In the 11 years following his last album, 2011’s Secret Codes and Battleships, the singer says he’s felt proud to watch artists like Lil Nas X, Kehlani, Troye Sivan and more thrive in the music biz without hiding their sexuality. But he also is quick to point out that their mere existence in the industry does not solve all of its problems.
“When you’re a queer artist, it’s as though you are somehow niche. And there is this unspoken quota that exists, like, ‘Well, we have our one gay person already,'” he explains. He points to the 2022 VMAs, in which Lil Nas X and Jack Harlow won the award for best collaboration; taking to the stage, presenters Offset and DJ Khaled gave Harlow hugs, only to give Lil Nas fist bumps. “Whether it was intended or not, I felt that. I felt like that little queer kid and someone didn’t know how to react around me — I felt that weird rejection. And he was the person winning the award!”
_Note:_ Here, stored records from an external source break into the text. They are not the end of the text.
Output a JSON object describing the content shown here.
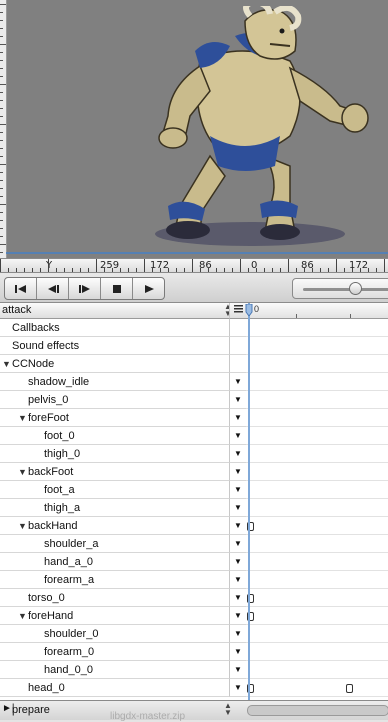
{
  "ruler": {
    "y_label": "Y",
    "ticks": [
      "259",
      "172",
      "86",
      "0",
      "86",
      "172"
    ]
  },
  "timeline": {
    "sequence_name": "attack",
    "start_time": "0",
    "rows": [
      {
        "label": "Callbacks",
        "indent": 0,
        "expander": "none",
        "has_menu": false,
        "keyframes": []
      },
      {
        "label": "Sound effects",
        "indent": 0,
        "expander": "none",
        "has_menu": false,
        "keyframes": []
      },
      {
        "label": "CCNode",
        "indent": 0,
        "expander": "open",
        "has_menu": false,
        "keyframes": []
      },
      {
        "label": "shadow_idle",
        "indent": 2,
        "expander": "none",
        "has_menu": true,
        "keyframes": []
      },
      {
        "label": "pelvis_0",
        "indent": 2,
        "expander": "none",
        "has_menu": true,
        "keyframes": []
      },
      {
        "label": "foreFoot",
        "indent": 1,
        "expander": "open",
        "has_menu": true,
        "keyframes": []
      },
      {
        "label": "foot_0",
        "indent": 3,
        "expander": "none",
        "has_menu": true,
        "keyframes": []
      },
      {
        "label": "thigh_0",
        "indent": 3,
        "expander": "none",
        "has_menu": true,
        "keyframes": []
      },
      {
        "label": "backFoot",
        "indent": 1,
        "expander": "open",
        "has_menu": true,
        "keyframes": []
      },
      {
        "label": "foot_a",
        "indent": 3,
        "expander": "none",
        "has_menu": true,
        "keyframes": []
      },
      {
        "label": "thigh_a",
        "indent": 3,
        "expander": "none",
        "has_menu": true,
        "keyframes": []
      },
      {
        "label": "backHand",
        "indent": 1,
        "expander": "open",
        "has_menu": true,
        "keyframes": [
          0
        ]
      },
      {
        "label": "shoulder_a",
        "indent": 3,
        "expander": "none",
        "has_menu": true,
        "keyframes": []
      },
      {
        "label": "hand_a_0",
        "indent": 3,
        "expander": "none",
        "has_menu": true,
        "keyframes": []
      },
      {
        "label": "forearm_a",
        "indent": 3,
        "expander": "none",
        "has_menu": true,
        "keyframes": []
      },
      {
        "label": "torso_0",
        "indent": 2,
        "expander": "none",
        "has_menu": true,
        "keyframes": [
          0
        ]
      },
      {
        "label": "foreHand",
        "indent": 1,
        "expander": "open",
        "has_menu": true,
        "keyframes": [
          0
        ]
      },
      {
        "label": "shoulder_0",
        "indent": 3,
        "expander": "none",
        "has_menu": true,
        "keyframes": []
      },
      {
        "label": "forearm_0",
        "indent": 3,
        "expander": "none",
        "has_menu": true,
        "keyframes": []
      },
      {
        "label": "hand_0_0",
        "indent": 3,
        "expander": "none",
        "has_menu": true,
        "keyframes": []
      },
      {
        "label": "head_0",
        "indent": 2,
        "expander": "none",
        "has_menu": true,
        "keyframes": [
          0,
          1
        ]
      }
    ]
  },
  "bottom": {
    "chained_sequence": "prepare",
    "background_text": "libgdx-master.zip"
  },
  "icons": [
    "go-to-start-icon",
    "step-back-icon",
    "step-forward-icon",
    "stop-icon",
    "play-icon",
    "timeline-zoom-slider"
  ],
  "colors": {
    "canvas_bg": "#808080",
    "playhead": "#7fa8d8",
    "stage_border": "#4a7fbf"
  }
}
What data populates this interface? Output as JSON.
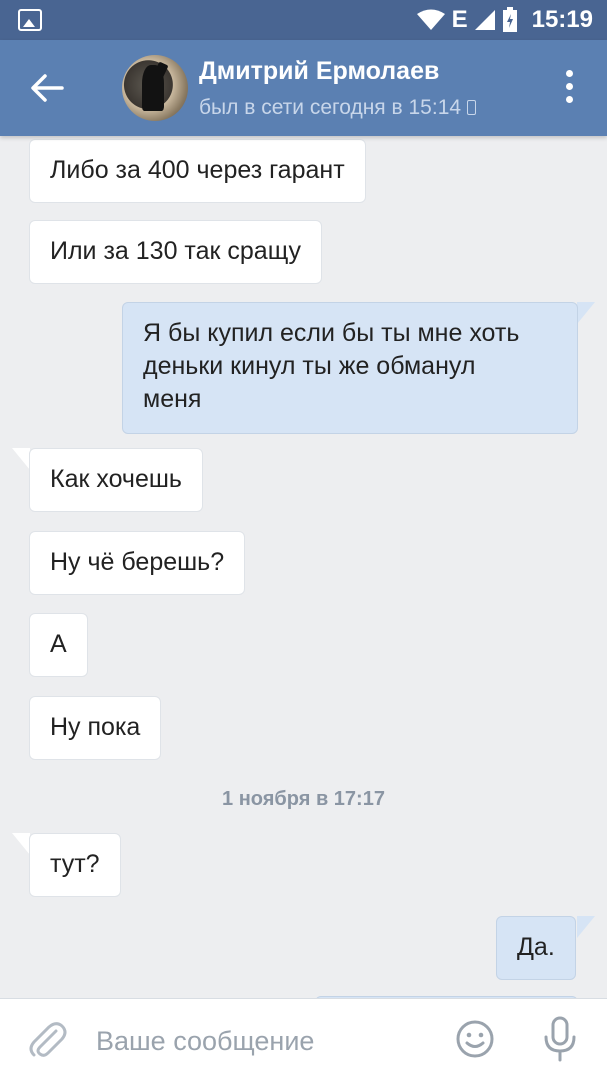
{
  "status_bar": {
    "time": "15:19",
    "network": "E",
    "icons": [
      "image-notification-icon",
      "wifi-icon",
      "signal-icon",
      "battery-icon"
    ]
  },
  "header": {
    "contact_name": "Дмитрий Ермолаев",
    "last_seen": "был в сети сегодня в 15:14",
    "icons": [
      "back-arrow-icon",
      "avatar",
      "mobile-phone-icon",
      "more-vertical-icon"
    ],
    "colors": {
      "status_bar": "#496592",
      "header": "#5b80b2"
    }
  },
  "messages": [
    {
      "direction": "incoming",
      "text": "Либо за 400 через гарант"
    },
    {
      "direction": "incoming",
      "text": "Или за 130 так сращу"
    },
    {
      "direction": "outgoing",
      "lines": [
        "Я бы купил если бы ты мне хоть",
        "деньки кинул ты же обманул",
        "меня"
      ]
    },
    {
      "direction": "incoming",
      "text": "Как хочешь"
    },
    {
      "direction": "incoming",
      "text": "Ну чё берешь?"
    },
    {
      "direction": "incoming",
      "text": "А"
    },
    {
      "direction": "incoming",
      "text": "Ну пока"
    },
    {
      "type": "date_separator",
      "text": "1 ноября в 17:17"
    },
    {
      "direction": "incoming",
      "text": "тут?"
    },
    {
      "direction": "outgoing",
      "text": "Да."
    }
  ],
  "composer": {
    "placeholder": "Ваше сообщение",
    "icons": [
      "attach-paperclip-icon",
      "emoji-smile-icon",
      "microphone-icon"
    ]
  },
  "colors": {
    "chat_background": "#edeef0",
    "incoming_bubble": "#ffffff",
    "outgoing_bubble": "#d6e4f5"
  }
}
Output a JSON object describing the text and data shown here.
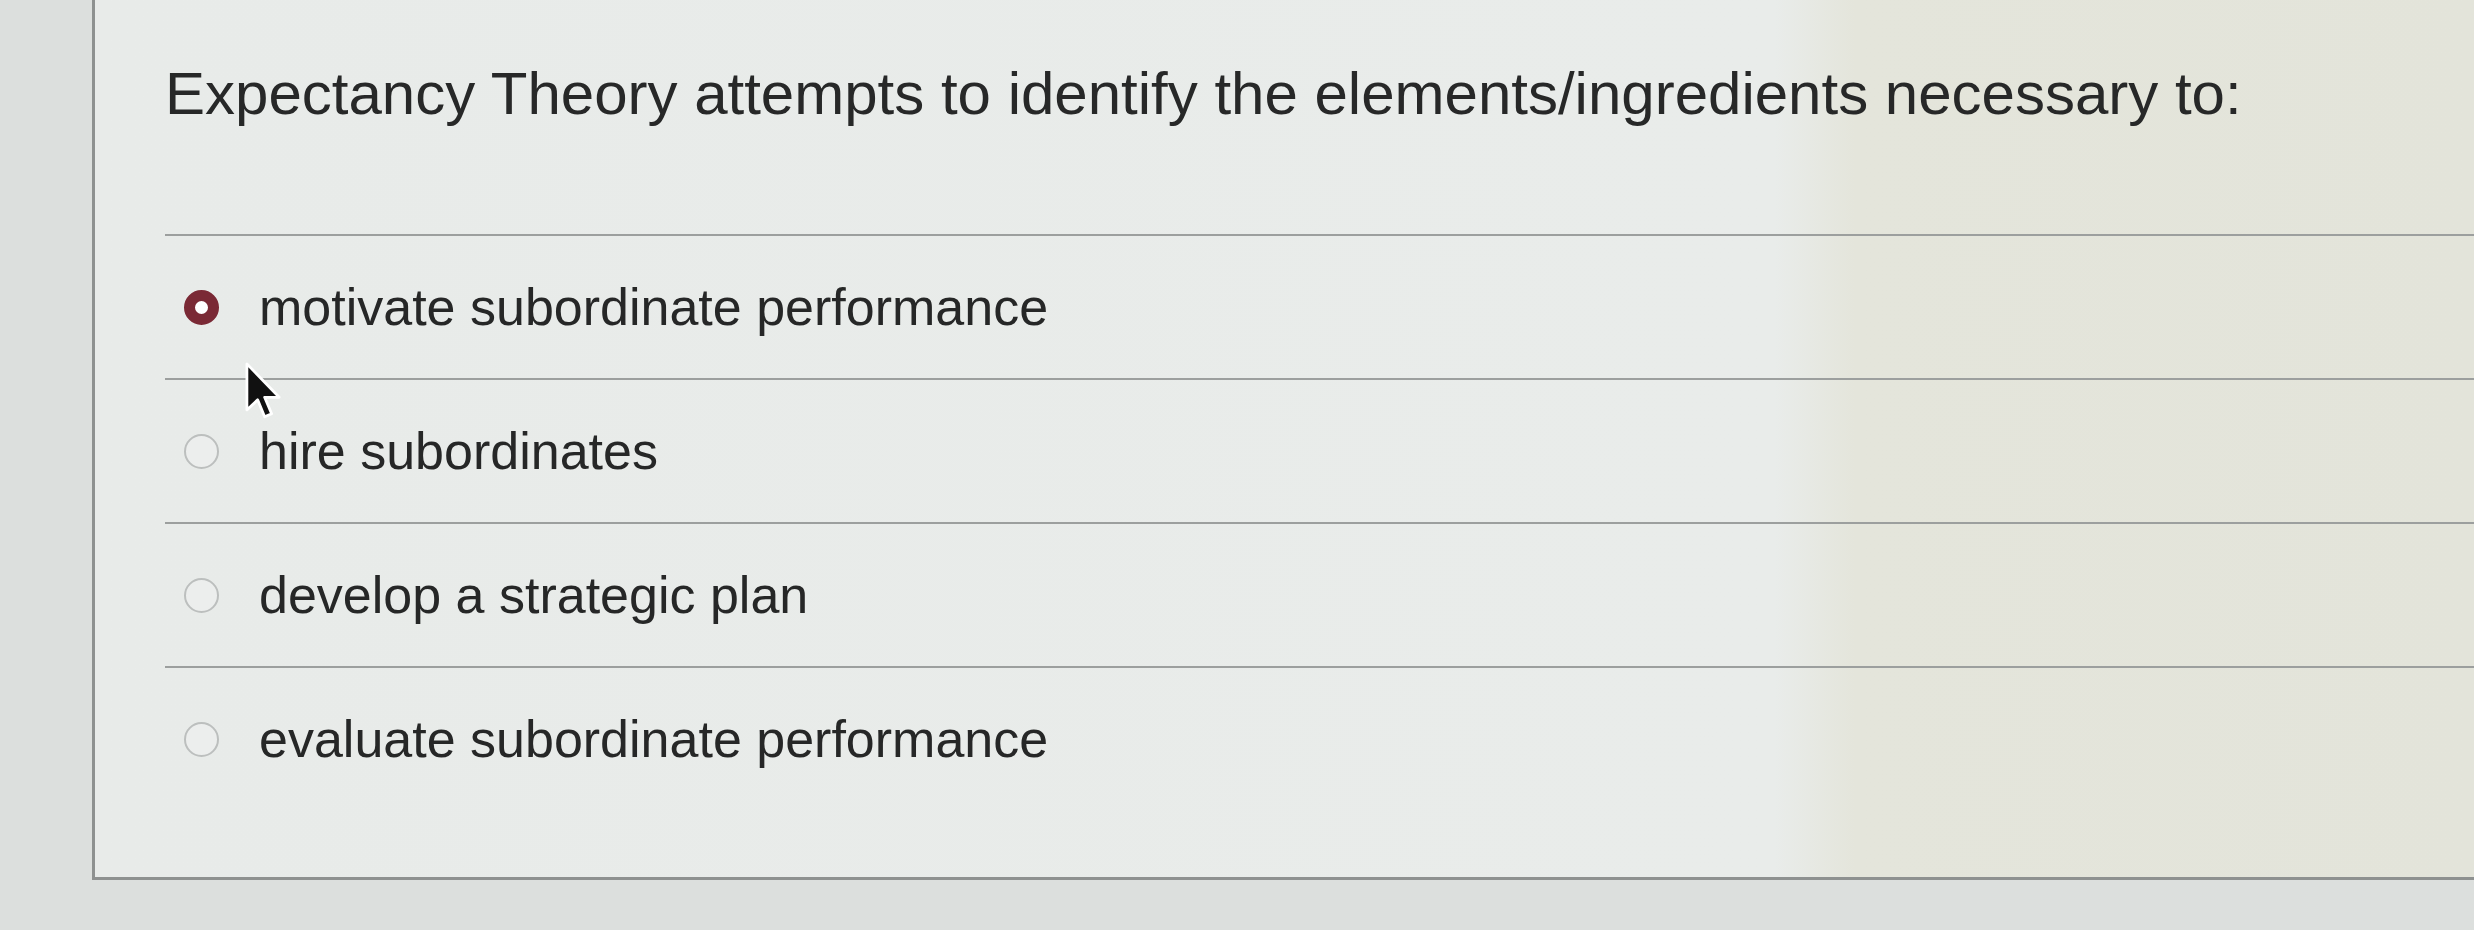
{
  "question": {
    "text": "Expectancy Theory attempts to identify the elements/ingredients necessary to:"
  },
  "options": [
    {
      "label": "motivate subordinate performance",
      "selected": true
    },
    {
      "label": "hire subordinates",
      "selected": false
    },
    {
      "label": "develop a strategic plan",
      "selected": false
    },
    {
      "label": "evaluate subordinate performance",
      "selected": false
    }
  ]
}
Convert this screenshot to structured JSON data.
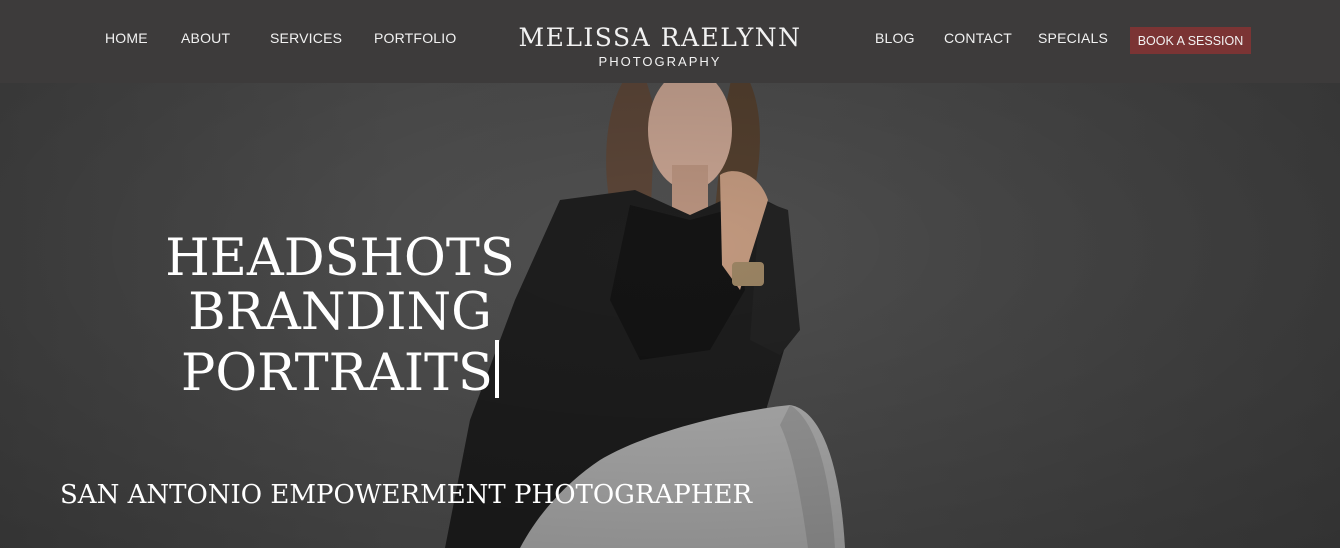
{
  "nav": {
    "left_links": [
      "HOME",
      "ABOUT",
      "SERVICES",
      "PORTFOLIO"
    ],
    "right_links": [
      "BLOG",
      "CONTACT",
      "SPECIALS"
    ],
    "book_button": "BOOK A SESSION"
  },
  "logo": {
    "name": "MELISSA RAELYNN",
    "subtitle": "PHOTOGRAPHY"
  },
  "hero": {
    "lines": [
      "HEADSHOTS",
      "BRANDING",
      "PORTRAITS"
    ],
    "tagline": "SAN ANTONIO EMPOWERMENT PHOTOGRAPHER"
  },
  "colors": {
    "nav_background": "#3d3b3b",
    "button_background": "#7b3434",
    "hero_background": "#4b4b4b",
    "text": "#ffffff"
  }
}
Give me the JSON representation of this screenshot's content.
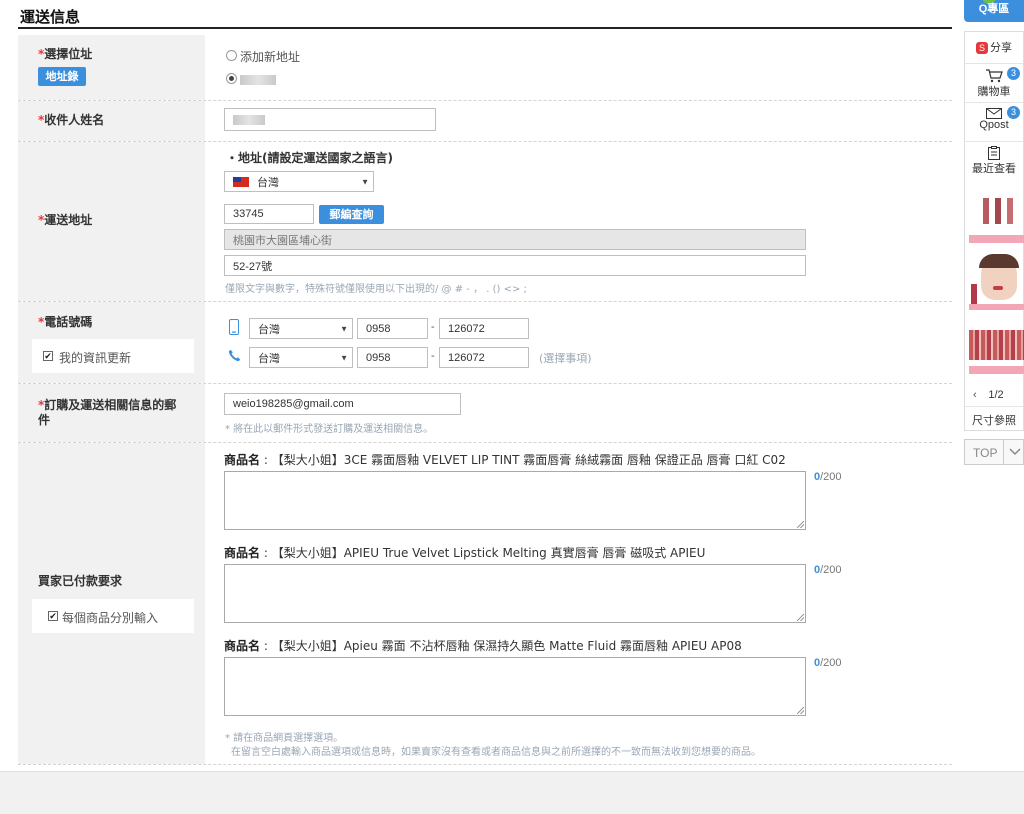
{
  "section": {
    "title": "運送信息"
  },
  "address_select": {
    "label": "選擇位址",
    "book_button": "地址錄",
    "add_new_label": "添加新地址"
  },
  "recipient": {
    "label": "收件人姓名"
  },
  "shipping_address": {
    "label": "運送地址",
    "heading": "・地址(請設定運送國家之語言)",
    "country": "台灣",
    "zipcode": "33745",
    "zip_button": "郵編查詢",
    "line1": "桃園市大園區埔心街",
    "line2": "52-27號",
    "hint": "僅限文字與數字，特殊符號僅限使用以下出現的/ @ # - ， . () <> ;"
  },
  "phone": {
    "label": "電話號碼",
    "update_checkbox": "我的資訊更新",
    "mobile": {
      "country": "台灣",
      "prefix": "0958",
      "number": "126072"
    },
    "home": {
      "country": "台灣",
      "prefix": "0958",
      "number": "126072",
      "optional_note": "(選擇事項)"
    }
  },
  "email": {
    "label": "訂購及運送相關信息的郵件",
    "value": "weio198285@gmail.com",
    "hint": "* 將在此以郵件形式發送訂購及運送相關信息。"
  },
  "buyer_request": {
    "label": "買家已付款要求",
    "per_item_checkbox": "每個商品分別輸入",
    "items": [
      {
        "prefix": "商品名",
        "name": "【梨大小姐】3CE 霧面唇釉 VELVET LIP TINT 霧面唇膏 絲絨霧面 唇釉 保證正品 唇膏 口紅 C02",
        "count": "0",
        "max": "/200"
      },
      {
        "prefix": "商品名",
        "name": "【梨大小姐】APIEU True Velvet Lipstick Melting 真實唇膏 唇膏 磁吸式 APIEU",
        "count": "0",
        "max": "/200"
      },
      {
        "prefix": "商品名",
        "name": "【梨大小姐】Apieu 霧面 不沾杯唇釉 保濕持久顯色 Matte Fluid 霧面唇釉 APIEU AP08",
        "count": "0",
        "max": "/200"
      }
    ],
    "note_line1": "* 請在商品網頁選擇選項。",
    "note_line2": "在留言空白處輸入商品選項或信息時，如果賣家沒有查看或者商品信息與之前所選擇的不一致而無法收到您想要的商品。"
  },
  "sidebar": {
    "q_label": "Q專區",
    "share": "分享",
    "cart": {
      "label": "購物車",
      "count": "3"
    },
    "qpost": {
      "label": "Qpost",
      "count": "3"
    },
    "recent": "最近查看",
    "pager": "1/2",
    "size_ref": "尺寸參照",
    "top": "TOP"
  },
  "colors": {
    "accent": "#3c8fdd",
    "required": "#e5383b",
    "label_bg": "#f1f1f1"
  }
}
It wasn’t until 2018 that Hayes finally felt inspired to get back into the studio — after watching Luca Guadagnino’s Call Me By Your Name at a local cinema, the singer left “in tears,” feeling “thrilled” at the prospect of writing new music. What came out, he says, was a magnum opus, examining his life as a gay, middle-aged former pop star.
“I realized I had a sense of grief about a joy that I had never felt about my sexuality,” he explains. “At the height of my fame, there was a sadness behind my eyes that the rest of the world really didn’t know about. Yet, in my private life, I’ve been married for 17 years, I’m probably the most comfortable I’ve ever been in my sexuality.”
One part of the creative process that proved to be brand new for Hayes was his DIY approach: he written, produced, mixed and performed every song on the new album. “I just felt like the one thing I had never done was really just do it all myself, so I did it,” he says. “There was an excitement in making what was essentially my Faith, where every single sound, every movement, every blip and bloop and synth line and lyric was me.”
There’s also the title of the new record. While the word “homosexual” has a history of being used as a clinical pejorative to belittle and isolate gay people, Hayes wanted to reclaim it for himself. “For me, it was about saying that I wasn’t ashamed anymore. I’m not afraid to have a neon sign of it right behind me,” he says. “I’m here saying, ‘I’m gonna make you say this word.’ Because if you have a reaction to saying the title of my record, then that means you probably have a problem with us.”
The lyrics throughout Homosexual are tinged with the kind of dark musings Hayes offers up throughout his Billboard interview. “Poison Blood” contends with his family’s history with depression, while “All You Pretty Things” offers a tribute to the 49 lives taken during the Pulse nightclub shooting in 2016. But the production of the album offers nothing short of euphoria — harmonious synths, chunky piano chords, glittering guitars and thundering beats urge the listener to dance in spite of the album’s heavier themes.
For Hayes, the album is about “scoring my memories with happier images,” and plunging back into a more “innocent” time — he posits some time before September 11, 2001 — to live the joy he wishes he got to feel then. “This album, I think, exists in a parallel universe just before a lot of really awful things happened,” he says.
As for his future, Hayes finally feels unlimited — he’s heading out on his first North American tour in years, after which he plans to get back in the studio and continue making the kind of music that finally makes him happiest. “This was just me breaking the dam,” he says of Homosexual. “I’m just very excited to be back.”